1976 revolutionary book – ‘The Complete Book of Self-Sufficiency’
He was a one-man rebellion against modernism
The Self-Sufficient Life and How to Live It
Complete book now online here. Large PDF.
In 1976 The Complete Book of Self-Sufficiency was published, a guide for real and dreaming downshifters. Published shortly after E. F. Schumacher’s Small is Beautiful – a study of economics as if people mattered (1973) and, more mundanely, The Good Life’s first showing on British television (1975), the sales of the new book exceeded all expectations. (Wiki)
Excerpt from Seymour’s obituary in 2004
By Herbert Girardet
In the late 1950s, taking his wife Sally, a potter whom he had married in 1954, and their three young daughters, John moved to five acres of land near Woodbridge, in Suffolk. In BBC radio programmes, and in such books as The Fat Of The Land, he celebrated the concept of self-sufficiency, which he saw as an antidote to the emerging dependence culture that robbed people of dignity and self-respect. He wanted people to declare their independence from industrial society, emphasising that there was more to life than a 9-5 job.
None the less, although John was not fond of urban life, some of his best friends, among them the poet William Empson, were city-dwellers, and he was thus at the heart of many a London party, and loved a lavish Chinese meal in Gerrard Street.
His greatest success was The Complete Book Of Self-Sufficiency, which came at a time when doubts first set in about a way of life entirely dependant on fossil fuels – the 1973 oil crisis and the miner’s strike. The title helped launch a new publishing phenomenon, Dorling Kindersley. The highly illustrated work sold more than a million copies in some 20 languages. Its appeal was to those who wanted to learn about such skills as growing their own vegetables and making their own cheese.
John and his family had, by now, moved to Pembrokeshire, west Wales, and readers streamed to his farm near Newport. All were given a meal and a bed, sometimes in the hay barn. The royalties from the book were spent as quickly as they accrued – on hospitality, on rebuilding the barn after it was burned down by careless guests, and on repairing farm equipment wrecked by clumsy visitors.
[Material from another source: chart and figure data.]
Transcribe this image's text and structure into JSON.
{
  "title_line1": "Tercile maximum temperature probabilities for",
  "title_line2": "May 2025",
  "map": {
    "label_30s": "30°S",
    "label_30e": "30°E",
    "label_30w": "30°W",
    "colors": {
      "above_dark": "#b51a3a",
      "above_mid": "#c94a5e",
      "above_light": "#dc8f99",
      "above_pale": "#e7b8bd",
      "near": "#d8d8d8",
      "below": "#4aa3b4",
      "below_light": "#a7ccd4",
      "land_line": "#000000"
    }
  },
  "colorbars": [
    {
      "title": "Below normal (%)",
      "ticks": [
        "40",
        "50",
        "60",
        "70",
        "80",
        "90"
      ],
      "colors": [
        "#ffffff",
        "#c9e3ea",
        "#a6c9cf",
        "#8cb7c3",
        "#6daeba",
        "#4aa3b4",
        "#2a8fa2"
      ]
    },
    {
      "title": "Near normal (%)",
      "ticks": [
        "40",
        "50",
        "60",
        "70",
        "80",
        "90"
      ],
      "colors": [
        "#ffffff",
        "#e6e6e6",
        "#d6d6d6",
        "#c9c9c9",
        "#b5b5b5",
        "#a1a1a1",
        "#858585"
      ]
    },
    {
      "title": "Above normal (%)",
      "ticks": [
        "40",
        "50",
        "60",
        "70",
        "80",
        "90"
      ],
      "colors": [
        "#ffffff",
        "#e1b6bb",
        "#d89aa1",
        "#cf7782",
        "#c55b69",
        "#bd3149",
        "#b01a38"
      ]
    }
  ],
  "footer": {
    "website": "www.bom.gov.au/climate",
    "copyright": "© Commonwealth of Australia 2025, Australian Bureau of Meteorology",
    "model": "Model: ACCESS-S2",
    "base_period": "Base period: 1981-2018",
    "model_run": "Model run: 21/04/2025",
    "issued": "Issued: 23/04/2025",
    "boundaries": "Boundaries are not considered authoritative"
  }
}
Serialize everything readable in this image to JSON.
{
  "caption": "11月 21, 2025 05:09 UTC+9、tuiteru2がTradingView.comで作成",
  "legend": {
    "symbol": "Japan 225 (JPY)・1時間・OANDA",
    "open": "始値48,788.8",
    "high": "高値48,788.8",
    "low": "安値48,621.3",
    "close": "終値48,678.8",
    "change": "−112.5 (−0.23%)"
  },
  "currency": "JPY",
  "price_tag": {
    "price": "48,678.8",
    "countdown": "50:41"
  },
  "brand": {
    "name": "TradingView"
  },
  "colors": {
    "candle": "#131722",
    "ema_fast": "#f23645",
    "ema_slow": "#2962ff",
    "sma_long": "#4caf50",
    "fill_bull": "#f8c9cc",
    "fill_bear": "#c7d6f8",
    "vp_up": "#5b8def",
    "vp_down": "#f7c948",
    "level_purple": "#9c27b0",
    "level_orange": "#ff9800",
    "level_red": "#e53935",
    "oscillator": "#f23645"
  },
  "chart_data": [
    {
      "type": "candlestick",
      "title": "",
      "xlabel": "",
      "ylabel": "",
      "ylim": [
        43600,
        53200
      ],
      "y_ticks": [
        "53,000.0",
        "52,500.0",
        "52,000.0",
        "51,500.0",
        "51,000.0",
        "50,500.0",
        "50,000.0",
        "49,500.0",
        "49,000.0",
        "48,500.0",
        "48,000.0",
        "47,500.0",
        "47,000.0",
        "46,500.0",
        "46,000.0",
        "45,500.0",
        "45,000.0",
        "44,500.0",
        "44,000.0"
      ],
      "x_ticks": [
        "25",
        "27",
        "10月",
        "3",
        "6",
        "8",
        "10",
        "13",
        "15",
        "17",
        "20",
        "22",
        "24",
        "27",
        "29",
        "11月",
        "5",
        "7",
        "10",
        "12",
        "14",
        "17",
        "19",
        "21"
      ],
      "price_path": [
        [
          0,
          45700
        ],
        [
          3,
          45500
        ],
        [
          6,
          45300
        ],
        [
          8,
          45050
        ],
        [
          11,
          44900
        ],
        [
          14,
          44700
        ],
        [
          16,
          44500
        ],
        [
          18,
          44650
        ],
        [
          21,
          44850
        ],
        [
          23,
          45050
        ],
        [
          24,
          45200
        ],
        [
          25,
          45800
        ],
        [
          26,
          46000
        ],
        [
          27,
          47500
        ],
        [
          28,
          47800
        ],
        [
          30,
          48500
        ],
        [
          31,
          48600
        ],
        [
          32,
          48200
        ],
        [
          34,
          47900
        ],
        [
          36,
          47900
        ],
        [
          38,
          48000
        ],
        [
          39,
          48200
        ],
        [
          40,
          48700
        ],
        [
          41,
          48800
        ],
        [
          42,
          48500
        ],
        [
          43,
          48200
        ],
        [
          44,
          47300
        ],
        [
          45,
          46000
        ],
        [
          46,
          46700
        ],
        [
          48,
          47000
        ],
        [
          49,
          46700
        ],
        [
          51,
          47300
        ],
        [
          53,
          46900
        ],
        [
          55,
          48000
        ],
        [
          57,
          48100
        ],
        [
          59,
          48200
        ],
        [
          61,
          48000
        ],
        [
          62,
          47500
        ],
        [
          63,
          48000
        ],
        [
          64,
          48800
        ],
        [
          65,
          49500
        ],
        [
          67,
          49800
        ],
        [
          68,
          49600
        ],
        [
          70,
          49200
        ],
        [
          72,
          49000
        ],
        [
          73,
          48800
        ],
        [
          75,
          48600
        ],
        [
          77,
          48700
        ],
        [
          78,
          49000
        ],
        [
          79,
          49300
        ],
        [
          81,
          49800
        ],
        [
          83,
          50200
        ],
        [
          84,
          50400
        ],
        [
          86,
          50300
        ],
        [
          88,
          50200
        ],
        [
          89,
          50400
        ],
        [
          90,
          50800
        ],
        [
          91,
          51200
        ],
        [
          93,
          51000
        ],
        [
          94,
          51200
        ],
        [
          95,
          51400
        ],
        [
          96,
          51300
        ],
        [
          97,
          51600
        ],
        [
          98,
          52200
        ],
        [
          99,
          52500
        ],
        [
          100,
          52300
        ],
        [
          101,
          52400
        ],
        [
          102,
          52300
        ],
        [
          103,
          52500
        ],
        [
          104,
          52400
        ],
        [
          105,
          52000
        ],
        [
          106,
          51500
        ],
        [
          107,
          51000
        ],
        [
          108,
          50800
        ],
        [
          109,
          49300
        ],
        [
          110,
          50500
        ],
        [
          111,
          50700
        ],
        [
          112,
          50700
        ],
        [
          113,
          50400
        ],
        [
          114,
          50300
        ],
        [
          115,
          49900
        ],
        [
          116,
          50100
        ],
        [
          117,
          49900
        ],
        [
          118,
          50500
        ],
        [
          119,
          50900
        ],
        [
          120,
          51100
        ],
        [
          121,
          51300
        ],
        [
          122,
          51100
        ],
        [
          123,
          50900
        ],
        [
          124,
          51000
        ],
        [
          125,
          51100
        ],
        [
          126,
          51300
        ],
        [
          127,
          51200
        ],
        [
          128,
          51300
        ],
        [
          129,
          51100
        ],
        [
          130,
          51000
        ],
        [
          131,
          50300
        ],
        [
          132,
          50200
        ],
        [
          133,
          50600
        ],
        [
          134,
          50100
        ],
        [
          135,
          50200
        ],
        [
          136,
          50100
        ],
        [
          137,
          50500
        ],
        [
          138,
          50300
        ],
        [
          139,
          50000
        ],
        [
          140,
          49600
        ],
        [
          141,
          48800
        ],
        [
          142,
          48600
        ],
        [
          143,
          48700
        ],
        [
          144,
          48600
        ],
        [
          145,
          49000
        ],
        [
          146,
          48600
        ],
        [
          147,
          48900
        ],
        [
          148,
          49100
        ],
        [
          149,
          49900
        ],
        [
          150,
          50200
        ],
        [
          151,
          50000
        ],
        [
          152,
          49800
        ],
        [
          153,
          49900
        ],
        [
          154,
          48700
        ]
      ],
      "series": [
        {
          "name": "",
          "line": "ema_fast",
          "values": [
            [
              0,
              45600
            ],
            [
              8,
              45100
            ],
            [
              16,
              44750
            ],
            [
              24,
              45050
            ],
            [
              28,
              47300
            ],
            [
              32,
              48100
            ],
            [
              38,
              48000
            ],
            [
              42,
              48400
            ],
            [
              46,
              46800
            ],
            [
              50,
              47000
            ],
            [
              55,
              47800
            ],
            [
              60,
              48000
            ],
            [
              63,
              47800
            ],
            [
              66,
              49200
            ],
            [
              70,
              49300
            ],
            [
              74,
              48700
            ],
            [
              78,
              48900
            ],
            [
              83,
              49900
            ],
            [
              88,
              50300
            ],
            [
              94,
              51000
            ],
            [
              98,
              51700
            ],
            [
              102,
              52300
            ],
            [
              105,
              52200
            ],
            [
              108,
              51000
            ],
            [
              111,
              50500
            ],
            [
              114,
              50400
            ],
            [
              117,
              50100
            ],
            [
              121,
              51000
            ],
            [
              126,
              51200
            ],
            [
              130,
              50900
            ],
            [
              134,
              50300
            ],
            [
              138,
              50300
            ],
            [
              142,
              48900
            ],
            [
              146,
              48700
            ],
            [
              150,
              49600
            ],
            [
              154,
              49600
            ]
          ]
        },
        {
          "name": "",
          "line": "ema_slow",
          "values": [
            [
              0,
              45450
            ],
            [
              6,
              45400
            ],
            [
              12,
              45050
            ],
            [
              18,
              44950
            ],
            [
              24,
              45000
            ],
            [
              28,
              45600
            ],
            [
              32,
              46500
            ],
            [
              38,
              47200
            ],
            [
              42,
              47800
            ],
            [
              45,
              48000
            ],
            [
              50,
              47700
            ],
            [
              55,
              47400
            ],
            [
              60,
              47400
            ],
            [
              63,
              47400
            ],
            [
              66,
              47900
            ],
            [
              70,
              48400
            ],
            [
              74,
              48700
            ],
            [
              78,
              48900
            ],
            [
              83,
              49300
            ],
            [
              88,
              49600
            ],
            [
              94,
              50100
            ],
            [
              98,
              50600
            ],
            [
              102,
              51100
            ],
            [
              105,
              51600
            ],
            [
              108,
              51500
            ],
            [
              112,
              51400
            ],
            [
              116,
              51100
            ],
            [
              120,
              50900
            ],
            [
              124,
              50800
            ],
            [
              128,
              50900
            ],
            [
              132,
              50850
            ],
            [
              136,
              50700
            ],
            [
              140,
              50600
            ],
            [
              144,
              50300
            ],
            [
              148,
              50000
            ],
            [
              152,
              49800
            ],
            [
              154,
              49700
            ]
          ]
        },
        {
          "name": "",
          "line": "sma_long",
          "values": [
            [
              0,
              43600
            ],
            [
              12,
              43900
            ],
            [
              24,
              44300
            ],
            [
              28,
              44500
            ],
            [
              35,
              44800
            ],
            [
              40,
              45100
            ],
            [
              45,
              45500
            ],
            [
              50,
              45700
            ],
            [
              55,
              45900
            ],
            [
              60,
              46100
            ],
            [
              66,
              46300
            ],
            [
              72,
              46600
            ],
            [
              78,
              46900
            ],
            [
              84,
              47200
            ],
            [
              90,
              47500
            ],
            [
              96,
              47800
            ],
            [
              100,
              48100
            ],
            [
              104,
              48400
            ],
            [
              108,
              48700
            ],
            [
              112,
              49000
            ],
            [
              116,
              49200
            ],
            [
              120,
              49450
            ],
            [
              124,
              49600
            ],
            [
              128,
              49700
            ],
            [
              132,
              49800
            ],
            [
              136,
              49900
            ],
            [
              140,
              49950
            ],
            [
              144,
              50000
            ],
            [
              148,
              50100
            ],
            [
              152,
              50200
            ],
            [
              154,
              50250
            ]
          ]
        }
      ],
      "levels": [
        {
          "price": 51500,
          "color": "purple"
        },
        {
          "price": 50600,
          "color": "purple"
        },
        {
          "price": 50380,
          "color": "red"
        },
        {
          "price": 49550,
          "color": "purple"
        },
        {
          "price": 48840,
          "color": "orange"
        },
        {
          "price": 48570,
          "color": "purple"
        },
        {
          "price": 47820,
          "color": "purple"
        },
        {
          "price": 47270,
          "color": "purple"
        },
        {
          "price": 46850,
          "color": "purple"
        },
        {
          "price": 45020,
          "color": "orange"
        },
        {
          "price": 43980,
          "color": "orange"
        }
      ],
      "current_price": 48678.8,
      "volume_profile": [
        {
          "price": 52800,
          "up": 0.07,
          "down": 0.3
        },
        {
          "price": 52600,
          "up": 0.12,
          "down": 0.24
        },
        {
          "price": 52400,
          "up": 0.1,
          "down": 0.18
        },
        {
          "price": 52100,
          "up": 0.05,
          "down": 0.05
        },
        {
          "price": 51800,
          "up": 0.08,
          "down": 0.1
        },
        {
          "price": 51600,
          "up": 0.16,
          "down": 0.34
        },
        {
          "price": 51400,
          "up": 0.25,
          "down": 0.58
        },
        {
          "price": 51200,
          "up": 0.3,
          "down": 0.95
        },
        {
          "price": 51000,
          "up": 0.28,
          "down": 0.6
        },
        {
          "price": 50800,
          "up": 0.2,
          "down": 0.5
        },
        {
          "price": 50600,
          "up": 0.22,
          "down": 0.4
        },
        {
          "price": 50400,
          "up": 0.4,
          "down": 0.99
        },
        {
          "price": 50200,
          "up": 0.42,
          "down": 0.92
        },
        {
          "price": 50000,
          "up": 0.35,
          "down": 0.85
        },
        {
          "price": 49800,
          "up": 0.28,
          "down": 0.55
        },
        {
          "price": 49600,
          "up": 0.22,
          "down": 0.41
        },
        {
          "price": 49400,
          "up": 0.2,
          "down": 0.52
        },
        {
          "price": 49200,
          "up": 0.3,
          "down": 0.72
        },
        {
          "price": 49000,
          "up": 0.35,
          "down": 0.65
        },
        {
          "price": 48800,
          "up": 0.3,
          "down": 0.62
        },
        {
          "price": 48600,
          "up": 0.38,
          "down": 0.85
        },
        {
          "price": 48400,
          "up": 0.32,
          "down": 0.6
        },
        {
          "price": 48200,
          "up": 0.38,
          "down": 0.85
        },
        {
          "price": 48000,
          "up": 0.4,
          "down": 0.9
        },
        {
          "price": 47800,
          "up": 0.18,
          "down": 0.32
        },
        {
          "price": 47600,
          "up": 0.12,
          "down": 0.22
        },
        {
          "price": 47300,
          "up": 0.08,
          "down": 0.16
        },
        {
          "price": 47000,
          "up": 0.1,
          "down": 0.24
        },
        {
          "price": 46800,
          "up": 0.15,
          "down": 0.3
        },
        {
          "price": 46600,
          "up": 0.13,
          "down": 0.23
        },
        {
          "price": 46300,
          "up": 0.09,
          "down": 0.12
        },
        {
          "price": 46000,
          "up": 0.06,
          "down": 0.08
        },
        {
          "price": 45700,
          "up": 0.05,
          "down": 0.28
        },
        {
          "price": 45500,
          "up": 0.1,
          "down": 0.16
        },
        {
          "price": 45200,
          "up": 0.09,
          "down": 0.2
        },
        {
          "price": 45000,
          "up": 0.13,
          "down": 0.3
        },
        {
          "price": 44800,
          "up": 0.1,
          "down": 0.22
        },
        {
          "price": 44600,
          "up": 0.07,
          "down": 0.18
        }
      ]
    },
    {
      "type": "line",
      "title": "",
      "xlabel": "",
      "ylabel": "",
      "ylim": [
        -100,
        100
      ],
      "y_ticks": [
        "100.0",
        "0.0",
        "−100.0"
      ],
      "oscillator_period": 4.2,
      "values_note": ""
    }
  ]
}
Yet in the middle of this turmoil, John kept on writing, producing on average two books a year on aspects of rural living.
In the 1980s, John and I made a BBC series, Far From Paradise. This took us to many parts of the world – the ancient city of Ur and the salty wastes of Mesopotamia, the last remaining villages in Europe where people still farmed without tractors, the acid-rain damaged forests of Germany, the eroding farmlands of Kansas and the skyscrapers of Manhattan. The series was a first attempt to take stock of the ever- increasing impact of an industrialising, urbanising humanity on its host planet.